Several students in the class comprise an Ethical Review Board (ERB). These students do not participate in the jigsaw for iPS treatment options, but instead, google what an ERB is and how they normally make decisions as well as read the Chiang, 2010 paper (above). ERB members give a short presentation on ERB background and purpose. Student groups present and discuss various treatment options (including different reprogramming techniques versus using embryonic stem cells or adult stem cells) to the ERB, which then comes to a consensus on the safest and most effective treatment options.

IV. Assessment

A. Students read the following scenario and write their responses on an essay exam. Teacher’s guide with answers.

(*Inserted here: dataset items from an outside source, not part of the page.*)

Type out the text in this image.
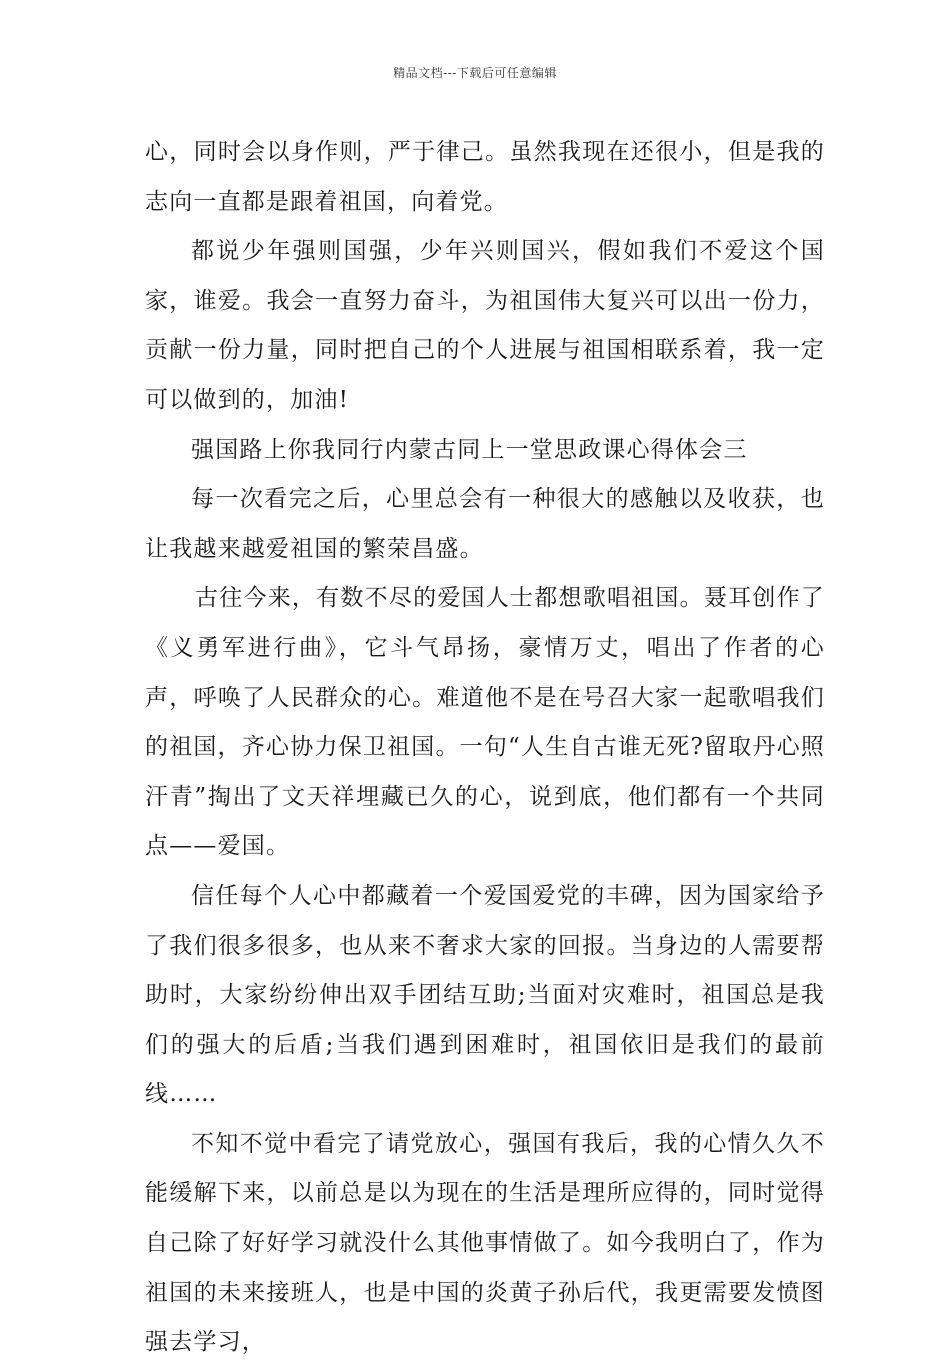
精品文档---下载后可任意编辑

心，同时会以身作则，严于律己。虽然我现在还很小，但是我的志向一直都是跟着祖国，向着党。

都说少年强则国强，少年兴则国兴，假如我们不爱这个国家，谁爱。我会一直努力奋斗，为祖国伟大复兴可以出一份力，贡献一份力量，同时把自己的个人进展与祖国相联系着，我一定可以做到的，加油!

强国路上你我同行内蒙古同上一堂思政课心得体会三

每一次看完之后，心里总会有一种很大的感触以及收获，也让我越来越爱祖国的繁荣昌盛。

古往今来，有数不尽的爱国人士都想歌唱祖国。聂耳创作了《义勇军进行曲》，它斗气昂扬，豪情万丈，唱出了作者的心声，呼唤了人民群众的心。难道他不是在号召大家一起歌唱我们的祖国，齐心协力保卫祖国。一句“人生自古谁无死?留取丹心照汗青”掏出了文天祥埋藏已久的心，说到底，他们都有一个共同点——爱国。

信任每个人心中都藏着一个爱国爱党的丰碑，因为国家给予了我们很多很多，也从来不奢求大家的回报。当身边的人需要帮助时，大家纷纷伸出双手团结互助;当面对灾难时，祖国总是我们的强大的后盾;当我们遇到困难时，祖国依旧是我们的最前线……

不知不觉中看完了请党放心，强国有我后，我的心情久久不能缓解下来，以前总是以为现在的生活是理所应得的，同时觉得自己除了好好学习就没什么其他事情做了。如今我明白了，作为祖国的未来接班人，也是中国的炎黄子孙后代，我更需要发愤图强去学习，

You are a doctor who wants to treat a patient for thalassemia. Thalassemia is a genetic disease caused by a mutation in hemoglobin that disrupts the molecule’s ability to carry and deliver oxygen in the body. You want to treat your patient with iPS cells. Describe how you would obtain or produce the iPS cells. Include the original cell type, transfection method, and why you have chosen that method. Also, describe how the iPS cells would be prepared for transplantation.